To the question of efficiency, I think the idea that keeping your hands on your keyboard is the single most efficient use case is bullshit. I’ll admit that I’m likely biased because I use a trackball. It’s always in the same place and never moves, making it a lot easier to get my hand on it. The very large track ball makes it easy to get the mouse pointer exactly where you want it (see the link to the Elecom Huge above), and I don’t think very many people believe clicking a mouse button is difficult (I’m not including people who actually do find it difficult and need accessibility tools to help them.) Even so, any mouse, trackpad, or trackball leverages hand-to-eye coordination, and I think that’s a hard combo to beat when it comes to general computer navigation.

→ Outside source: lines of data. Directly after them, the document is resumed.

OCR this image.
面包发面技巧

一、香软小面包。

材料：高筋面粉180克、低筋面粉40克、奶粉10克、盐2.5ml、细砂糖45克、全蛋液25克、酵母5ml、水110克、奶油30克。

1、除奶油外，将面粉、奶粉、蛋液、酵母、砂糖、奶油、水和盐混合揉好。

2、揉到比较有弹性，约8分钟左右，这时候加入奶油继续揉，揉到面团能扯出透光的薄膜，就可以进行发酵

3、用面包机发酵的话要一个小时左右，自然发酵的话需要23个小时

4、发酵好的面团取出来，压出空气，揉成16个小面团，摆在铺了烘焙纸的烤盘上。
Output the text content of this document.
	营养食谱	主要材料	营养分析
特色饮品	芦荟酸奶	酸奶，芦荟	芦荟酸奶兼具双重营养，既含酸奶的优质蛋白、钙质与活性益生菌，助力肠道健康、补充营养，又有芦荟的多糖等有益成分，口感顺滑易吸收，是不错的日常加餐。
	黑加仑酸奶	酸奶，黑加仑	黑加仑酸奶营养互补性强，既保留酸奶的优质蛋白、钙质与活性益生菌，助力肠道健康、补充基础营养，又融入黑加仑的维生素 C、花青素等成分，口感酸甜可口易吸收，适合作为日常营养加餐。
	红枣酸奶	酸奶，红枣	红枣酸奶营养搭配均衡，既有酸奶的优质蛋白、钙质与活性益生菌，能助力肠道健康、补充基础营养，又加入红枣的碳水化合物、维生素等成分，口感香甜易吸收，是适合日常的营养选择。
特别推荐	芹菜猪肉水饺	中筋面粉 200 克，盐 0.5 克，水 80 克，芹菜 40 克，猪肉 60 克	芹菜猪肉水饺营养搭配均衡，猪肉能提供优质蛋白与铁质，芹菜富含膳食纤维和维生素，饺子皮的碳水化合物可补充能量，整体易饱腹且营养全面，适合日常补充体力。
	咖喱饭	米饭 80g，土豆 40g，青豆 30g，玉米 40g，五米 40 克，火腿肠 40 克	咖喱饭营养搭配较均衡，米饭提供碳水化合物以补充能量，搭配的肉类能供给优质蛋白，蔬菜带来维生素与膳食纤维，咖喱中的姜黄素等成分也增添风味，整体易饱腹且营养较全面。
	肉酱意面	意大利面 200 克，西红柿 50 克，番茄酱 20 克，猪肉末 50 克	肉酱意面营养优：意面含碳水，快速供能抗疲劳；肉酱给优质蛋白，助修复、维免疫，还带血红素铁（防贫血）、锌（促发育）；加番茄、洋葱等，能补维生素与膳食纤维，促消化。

So, to all you keyboard masters out there who can fly around a computer never touching a mouse, kudos to you, but I don’t think the vast majority of the billions of computer users have the same experience. The combination of familiarity in your operating system and a good quality input device is the way almost all of us interact with our systems. That’s all I have to say on that.

PS: Voting rights. Seriously, voting rights. Can’t hear me? VOTING RIGHTS.

PPS: What will you do when you’re not allowed to vote because you mailed in your ballot a little late and any buffer time was removed or you can’t vote by mail any more? Does voting still happen on a weekday and you don’t get that day off to go vote? When the polls close earlier than they used to or your state closed a lot of polling places? When you’ve stood in line for hours only to be turned away because the rules changed and polls no longer stay open long enough to let everyone in line vote?

PPPS: What voter fraud? Where’s the proof? Why doesn’t anyone ask for said proof and, when bullshit is tendered as “proof” why isn’t it raked over the coals like it should? Have a nice day. I love you all, even the people who don’t deserve it. We should all get the chance to live a life, not just the ones who falsely believe they’re superior to everyone else.